Sur le terrain de la convention fiscale franco-américaine du 31 août 1994, la décision Artémis apporte une intéressante précision sur l’interprétation de son article 7§4, et plus généralement sur la portée des conventions fiscales internationales.

L’article 7§4 traite spécifiquement des partnerships en stipulant que : « Un associé d’un partnership est considéré comme ayant réalisé des revenus (…) dans la mesure de sa part du partnership telle qu’elle est prévue par l’accord d’association (…). Le caractère – y compris la source et l’imputabilité à un établissement stable – de tout élément de revenu (…) attribuable à un tel associé est déterminé comme si l’associé avait réalisé ces éléments de revenu (…) de la même manière que le partnership les a réalisés ou en a bénéficié ».

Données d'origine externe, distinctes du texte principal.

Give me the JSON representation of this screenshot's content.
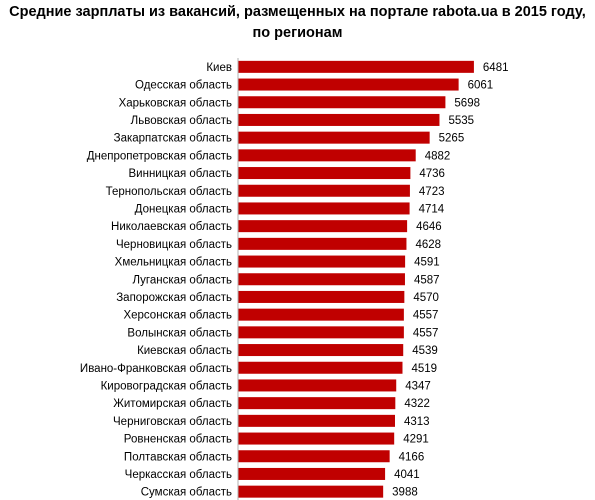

Le Conseil d’État juge que cette clause ne concerne que la répartition du pouvoir d’imposer entre les États et n’affecte pas l’application du régime mère-fille français. L’effet de cette clause est donc seulement de déterminer que le dividende en cause est un dividende de source américaine versé à un résident français pour l’application des règles de répartition posées par la convention. Cette analyse est intéressante sur la portée des conventions fiscales, en posant en principe que, sauf indication expresse visant le droit interne, une clause de convention fiscale doit être lue comme ne concernant que la répartition du pouvoir d’imposer.